ANALYSIS: Iran’s IRGC Is Sabotaging Its Own Ceasefire and the Generals Holding the Phones Have No Incentive to Stop
The Islamic Republic walked out of its war with the United States and Israel still breathing, but barely recognizable. The man who had run Iran for nearly four decades is dead. The generals who built the Axis of Resistance are dead. The foreign policy apparatus that could once speak with a single, menacing voice has been replaced by a politburo-style Supreme National Security Council that argues with itself. And now, as Pakistani mediators try to haul Tehran back to the table in Islamabad, the regime is discovering that surviving a war and ending one are not the same problem.

The new supreme leader, Mojtaba Khamenei, has not appeared in public since inheriting the title from his assassinated father. Reports place him wounded and in hiding. How he transmits orders, and whether those orders are actually obeyed, is a mystery even to Iran watchers who have spent careers decoding the Islamic republic. In the vacuum, a group of Islamic Revolutionary Guard Corps hardliners has taken over day-to-day decisions, a shift that analysts at multiple Western institutes say show that the Islamic Republic is no longer a theocracy in any meaningful sense. It is a military-security state wearing clerical robes.

IRGC commander Ahmad Vahidi, Supreme National Security Council secretary Mohammad Bagher Zolghadr, and longtime regime fixer Mohsen Rezaei form the core of the war camp. They watched moderate voices get systematically removed from the board during Israel’s opening strikes. Former president Hassan Rouhani and Ali Larijani, the kind of figures who historically built bridges between the generals and the diplomats, are gone, literally or politically. President Masoud Pezeshkian, the one official publicly asking for a ceasefire, has been contradicted in public by the IRGC within hours of every concession he has floated. When he quietly signaled that the Strait of Hormuz could be reopened to commercial shipping, the armed forces slammed it shut again within days.
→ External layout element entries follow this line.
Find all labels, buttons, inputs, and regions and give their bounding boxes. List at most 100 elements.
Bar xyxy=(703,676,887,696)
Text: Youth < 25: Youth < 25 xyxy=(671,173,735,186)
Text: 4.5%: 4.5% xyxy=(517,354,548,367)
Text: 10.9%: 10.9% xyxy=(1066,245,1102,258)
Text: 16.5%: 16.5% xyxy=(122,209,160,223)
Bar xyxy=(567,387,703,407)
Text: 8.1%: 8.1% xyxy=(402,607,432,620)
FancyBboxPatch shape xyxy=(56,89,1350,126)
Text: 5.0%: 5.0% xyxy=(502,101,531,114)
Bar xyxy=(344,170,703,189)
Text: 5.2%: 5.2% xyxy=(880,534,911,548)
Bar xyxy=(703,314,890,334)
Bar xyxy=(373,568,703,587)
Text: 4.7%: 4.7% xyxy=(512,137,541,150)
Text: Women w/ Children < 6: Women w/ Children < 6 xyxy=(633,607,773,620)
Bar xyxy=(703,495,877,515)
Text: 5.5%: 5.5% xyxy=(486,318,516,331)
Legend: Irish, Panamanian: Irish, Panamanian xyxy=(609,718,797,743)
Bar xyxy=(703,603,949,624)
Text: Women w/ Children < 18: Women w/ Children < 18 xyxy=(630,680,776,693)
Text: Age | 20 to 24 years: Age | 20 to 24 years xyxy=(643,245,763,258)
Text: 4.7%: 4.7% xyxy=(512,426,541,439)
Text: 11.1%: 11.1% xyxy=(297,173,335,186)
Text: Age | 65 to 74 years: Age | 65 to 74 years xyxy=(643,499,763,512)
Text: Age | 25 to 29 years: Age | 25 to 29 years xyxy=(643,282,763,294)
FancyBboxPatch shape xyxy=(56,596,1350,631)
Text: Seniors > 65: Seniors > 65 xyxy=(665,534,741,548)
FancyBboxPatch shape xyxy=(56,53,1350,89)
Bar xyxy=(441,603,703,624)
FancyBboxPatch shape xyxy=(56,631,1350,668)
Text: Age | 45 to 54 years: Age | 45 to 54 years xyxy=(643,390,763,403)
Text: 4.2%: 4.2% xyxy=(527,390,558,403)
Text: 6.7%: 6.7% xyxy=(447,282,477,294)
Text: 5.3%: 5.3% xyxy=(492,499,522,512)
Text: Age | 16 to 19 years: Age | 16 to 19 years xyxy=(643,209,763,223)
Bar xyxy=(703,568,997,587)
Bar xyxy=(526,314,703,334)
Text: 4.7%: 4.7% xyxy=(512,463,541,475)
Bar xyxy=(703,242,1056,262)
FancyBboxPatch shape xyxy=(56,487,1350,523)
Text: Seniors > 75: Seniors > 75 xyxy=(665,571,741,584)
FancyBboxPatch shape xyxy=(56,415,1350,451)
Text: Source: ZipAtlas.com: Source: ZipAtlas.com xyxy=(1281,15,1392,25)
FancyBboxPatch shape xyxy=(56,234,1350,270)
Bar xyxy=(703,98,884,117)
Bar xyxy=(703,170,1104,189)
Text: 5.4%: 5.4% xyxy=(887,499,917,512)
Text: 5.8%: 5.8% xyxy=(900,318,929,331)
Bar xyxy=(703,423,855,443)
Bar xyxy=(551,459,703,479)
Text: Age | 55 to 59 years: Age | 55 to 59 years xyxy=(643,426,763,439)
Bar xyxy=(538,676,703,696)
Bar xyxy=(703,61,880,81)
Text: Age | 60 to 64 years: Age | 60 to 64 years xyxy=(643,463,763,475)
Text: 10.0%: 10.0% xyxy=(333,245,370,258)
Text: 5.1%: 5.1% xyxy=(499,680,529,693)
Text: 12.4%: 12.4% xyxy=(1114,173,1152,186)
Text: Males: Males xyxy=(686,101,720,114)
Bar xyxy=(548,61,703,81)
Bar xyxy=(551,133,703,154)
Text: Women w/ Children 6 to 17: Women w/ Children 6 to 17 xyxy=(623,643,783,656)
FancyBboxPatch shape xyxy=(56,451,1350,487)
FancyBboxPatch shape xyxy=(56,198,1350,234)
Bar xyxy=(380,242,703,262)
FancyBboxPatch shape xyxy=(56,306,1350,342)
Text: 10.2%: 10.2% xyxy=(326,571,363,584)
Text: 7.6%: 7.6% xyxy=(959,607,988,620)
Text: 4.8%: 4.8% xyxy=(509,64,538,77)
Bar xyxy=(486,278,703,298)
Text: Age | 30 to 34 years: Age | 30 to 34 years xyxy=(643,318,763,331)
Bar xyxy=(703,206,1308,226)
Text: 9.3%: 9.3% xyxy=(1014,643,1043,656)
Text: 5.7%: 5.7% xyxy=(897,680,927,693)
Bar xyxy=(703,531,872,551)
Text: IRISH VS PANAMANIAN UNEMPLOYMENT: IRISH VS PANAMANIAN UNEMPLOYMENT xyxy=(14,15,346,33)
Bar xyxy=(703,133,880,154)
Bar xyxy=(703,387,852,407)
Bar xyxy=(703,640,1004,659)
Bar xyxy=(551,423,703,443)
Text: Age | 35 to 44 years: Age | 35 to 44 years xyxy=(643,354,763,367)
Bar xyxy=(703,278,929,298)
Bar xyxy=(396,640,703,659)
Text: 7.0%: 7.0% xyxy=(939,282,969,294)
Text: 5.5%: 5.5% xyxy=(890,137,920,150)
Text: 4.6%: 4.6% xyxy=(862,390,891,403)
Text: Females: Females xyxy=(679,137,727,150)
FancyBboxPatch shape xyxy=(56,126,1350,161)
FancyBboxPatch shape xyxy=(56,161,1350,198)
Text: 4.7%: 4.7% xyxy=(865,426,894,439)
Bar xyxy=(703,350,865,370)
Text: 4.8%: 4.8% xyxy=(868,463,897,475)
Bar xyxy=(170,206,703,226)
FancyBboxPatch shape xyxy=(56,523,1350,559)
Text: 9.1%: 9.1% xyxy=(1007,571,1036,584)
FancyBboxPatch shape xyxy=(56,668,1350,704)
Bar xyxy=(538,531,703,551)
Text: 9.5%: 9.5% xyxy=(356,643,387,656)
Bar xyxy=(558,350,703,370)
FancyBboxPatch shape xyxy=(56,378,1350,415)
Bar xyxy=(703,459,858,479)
This is the regime Washington is negotiating with, and it explains almost everything strange about the current moment. Iran has not formally rejected a deal. It has simply failed to produce one. The Vice President’s delegation was ready to fly to Islamabad. Tehran did not send its own. A senior Iranian official dismissed President Trump’s last-minute ceasefire extension as meaning “nothing.” Then, hours after that extension, the IRGC attacked three commercial ships in the Strait of Hormuz, a container vessel taking heavy damage to its bridge from gunboat fire. It is not the behavior of a government that has agency. It is the behavior of a government that cannot agree with itself and so defaults to the action that requires no internal consensus: shooting at things.
The US Navy is enforcing a physical blockade along Iran’s coast, not just the Strait. Kharg Island, the terminal that handles nine out of every ten barrels of Iranian crude, is reportedly full, with nowhere to send the oil. Treasury is unwinding the shadow fleet of tankers and shell companies that used to laundered Iranian exports through Chinese refiners. Press secretary Karoline Leavitt said the blockade is costing Tehran half a billion dollars a day. The rial has slumped past 700,000 to the dollar. Food inflation is stacking on top of currency collapse. Independent analysts now openly discuss the possibility that the government could run out of money before it runs out of options.
For Israel, this is the fight it has wanted to close out since the first bunker-busters fell on the Khamenei compound. The strategic logic Jerusalem laid out to the Americans was always that Iran’s nuclear ambition could not be stopped by a deal, only by removing either the capability or the regime. Half of that job is done and the Institute for Science and International Security estimates the centrifuge losses set Iranian enrichment back meaningfully. What remains is the stockpile of highly enriched uranium that Iran has refused to physically surrender, offering instead to down-blend it on Iranian soil, an offer that has not persuaded anyone in Washington. The Prime Minister’s Office is openly skeptical that talks will produce anything, and Israeli officials have told Hebrew media that CENTCOM and the IDF have approved a joint target bank for national and energy infrastructure if the clock runs out.

Every American assassination of a moderate bridge-builder made the regime more defiant, not less. Every IRGC victory in the internal succession war made Tehran less capable of delivering on the kind of concessions that could actually end the siege. The hardliners now holding the phones are, by temperament and by political survival, the people least equipped to make a deal the Americans will accept. And Khamenei the younger is too weak, too hidden, and too dependent on those same hardliners to overrule them.
President Pezeshkian has reportedly told confidants that the economy faces total collapse within weeks. The most likely outcome of the next round in Islamabad, if there is a next round, is not a deal and not yet a resumption of open war. It is more of what the Islamic Republic is doing right now, stalling, splintering, shooting at a tanker here and there, and hoping that Donald Trump blinks on oil prices before Iran’s own treasury does.

Israel, having learned what it learned over the last year about the half-life of Iranian promises, is not counting on any of that. The jets are already running exercises. The target bank is already approved. If Tehran cannot find a voice inside itself that speaks for the state as a whole, someone else will speak for it, loudly, from the air.